The Cavalier King Charles Spaniel - A Brief History

The Cavalier King Charles spaniel is an old breed and yet, it is also a comparatively new breed. The breed as we know it is less than 100 years old.

In William Secord's book Dog Painting, the picture painted in 1440, by Antonio Pisano, The Vision of St. Eustace, depicts a group of animals including a pair of small spaniels which Secord notes are "no doubt ancestors of our present day King Charles Spaniels. " These small Spaniels with their flat heads, high set ears, almond shaped eyes and rather pointed noses are also to be seen in paintings by Rembrandt, Van Dyck, Gainsborough and others. Often referred to as the Comforter Spaniel, they were very much in favor with the aristocracy during Tudor times when the ladies of the court found them very useful not only as companions and confidants but also as hot-water bottles and flea catchers.

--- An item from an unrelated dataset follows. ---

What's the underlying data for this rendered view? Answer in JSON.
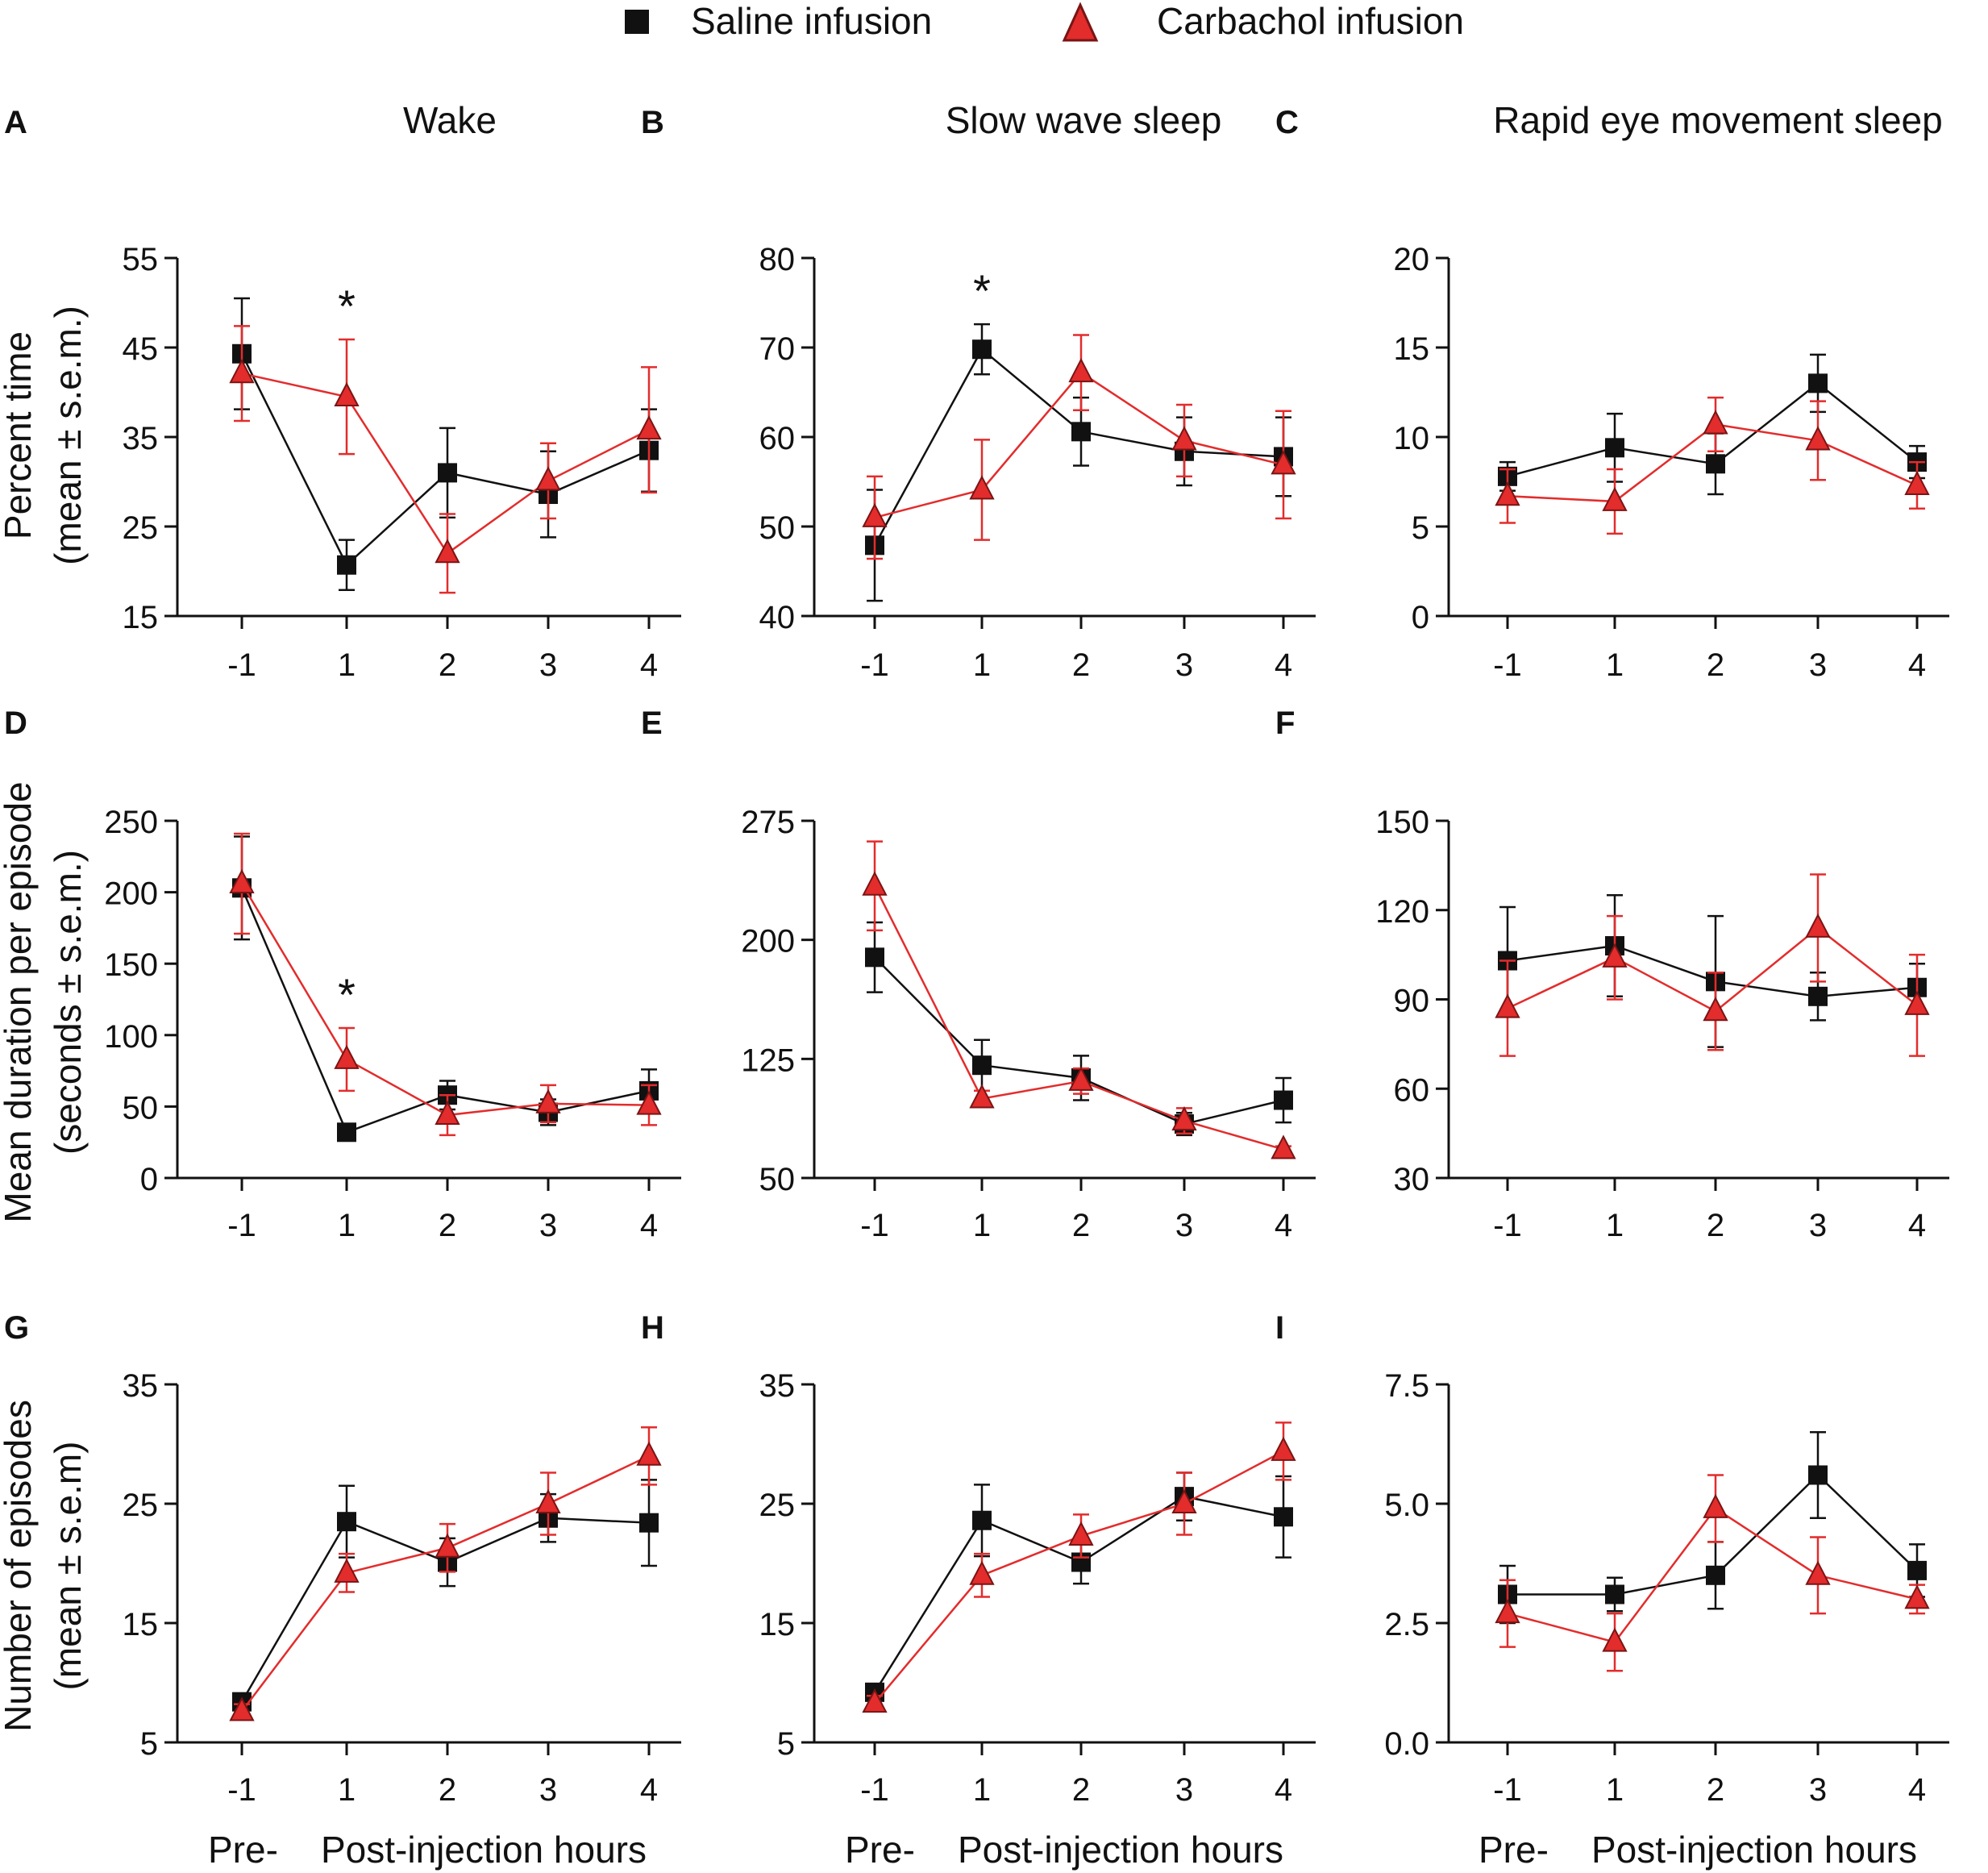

By the mid 1800's,the breed had been altered to a dog with a domed skull, long low-set ears, a very short muzzle with a laid back nose and undershot jaw and large round eyes. A number of Lanseer paintings document the changes and by 1900, the dog bearing the name King Charles had been transformed to what we know as the English Toy Spaniel.

In the mid-1920's, Roswell Eldgridge, an American, went to England to try to find the old type "nosey" spaniels. He was very disappointed that he did not find the dog he had seen depicted in old paintings. For five years he offered a prize of 25 pounds at Crufts to the persons who presented the dog and bitch "as shown in the picture of King Charles II's time, long face, no stop, flat skull, not inclined to be domed and with the spot in the center of the skull." In 1927, a dog named Ann's Son was the winner of the 25 pound prize and in 1928, a standard was drawn up using Ann's Son as the model.

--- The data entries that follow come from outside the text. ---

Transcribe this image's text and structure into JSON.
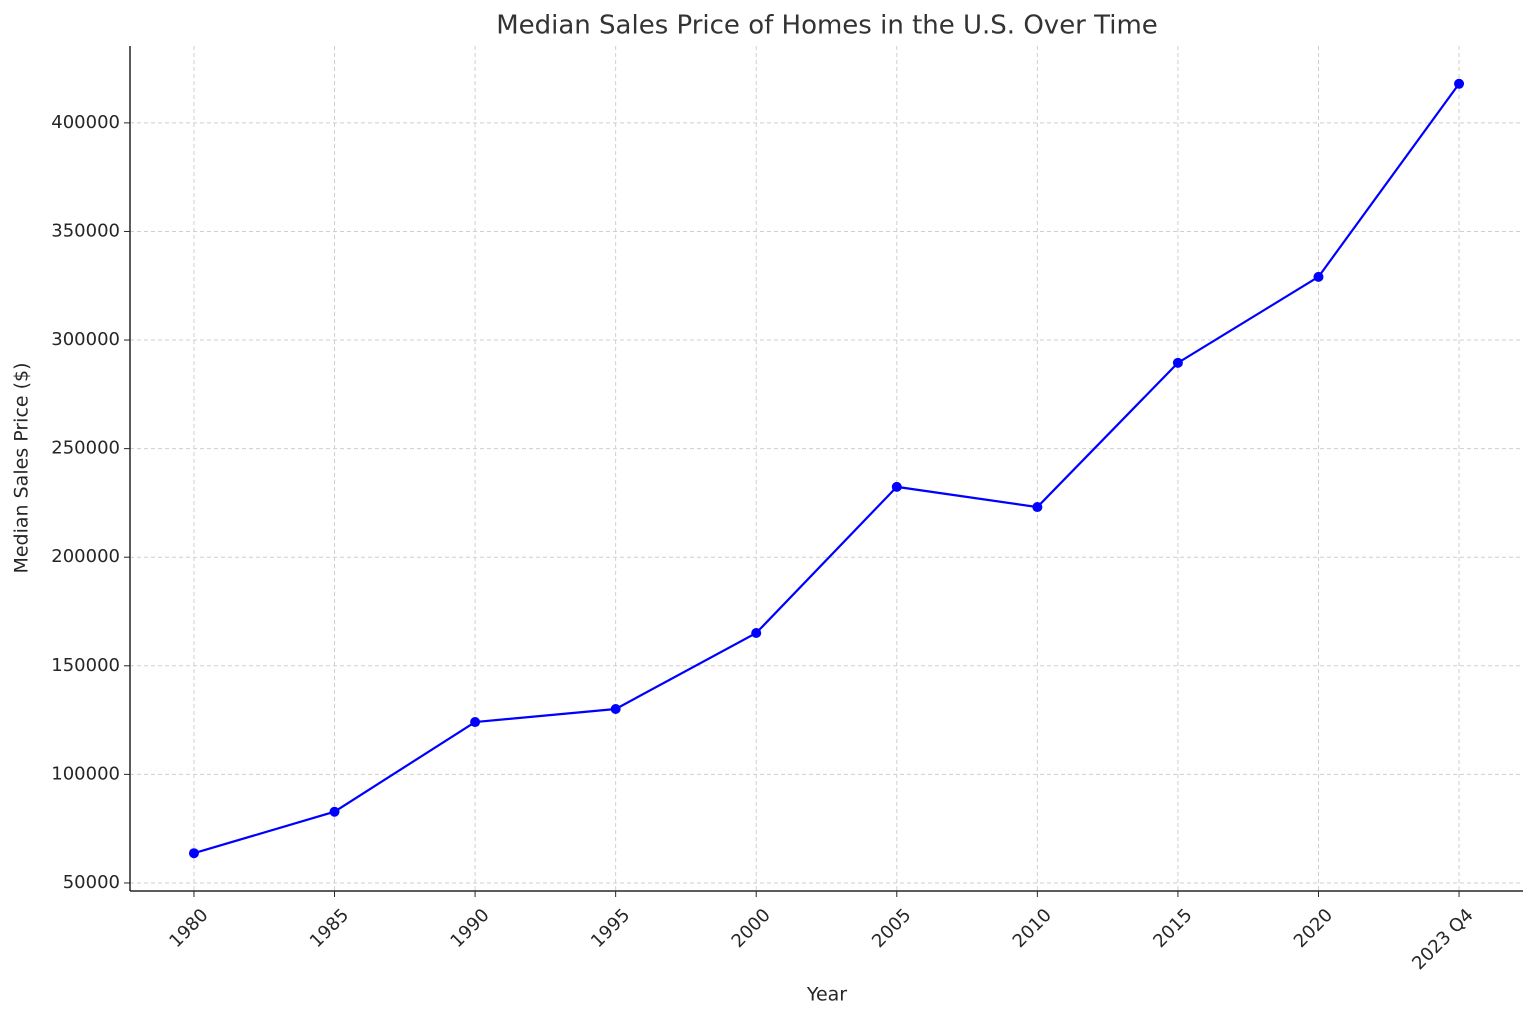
{
  "chart_data": {
    "type": "line",
    "title": "Median Sales Price of Homes in the U.S. Over Time",
    "x_label": "Year",
    "y_label": "Median Sales Price ($)",
    "categories": [
      "1980",
      "1985",
      "1990",
      "1995",
      "2000",
      "2005",
      "2010",
      "2015",
      "2020",
      "2023 Q4"
    ],
    "series": [
      {
        "name": "Median Sales Price",
        "color": "#0000ff",
        "values": [
          63700,
          82800,
          124100,
          130100,
          165100,
          232400,
          223100,
          289500,
          329100,
          418000
        ]
      }
    ],
    "ylim": [
      46300,
      435400
    ],
    "yticks": [
      50000,
      100000,
      150000,
      200000,
      250000,
      300000,
      350000,
      400000
    ],
    "grid": true
  }
}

The revival of the breed did not go so far as to return to the small eyes and snippy muzzle opting instead for a softer gentler look. Purists would have us believe that long nosed throwbacks from English Toy Spaniels were the only dogs used in the recreation of the breed. Breed lore suggests, however, that various Cocker breeds, Papillons and perhaps even the Welsh Springer were used to recapture the desired traits.

World War II interrupted the development of the breed when travel to the very few stud dogs available was near to impossible. This led to some very intense inbreeding by some breeders which we might frown on today but which saved this emerging breed at that time.

The first Cavaliers were sent to America in 1952, and in 1956 a club was formed. Soon after they sought AKC recognition but because of the small numbers they were relegated to the Miscellaneous class. In 1993, The American Cavalier King Charles spaniel Club was formed and on January 1, 1996 the breed became the 140th AKC recognized breed.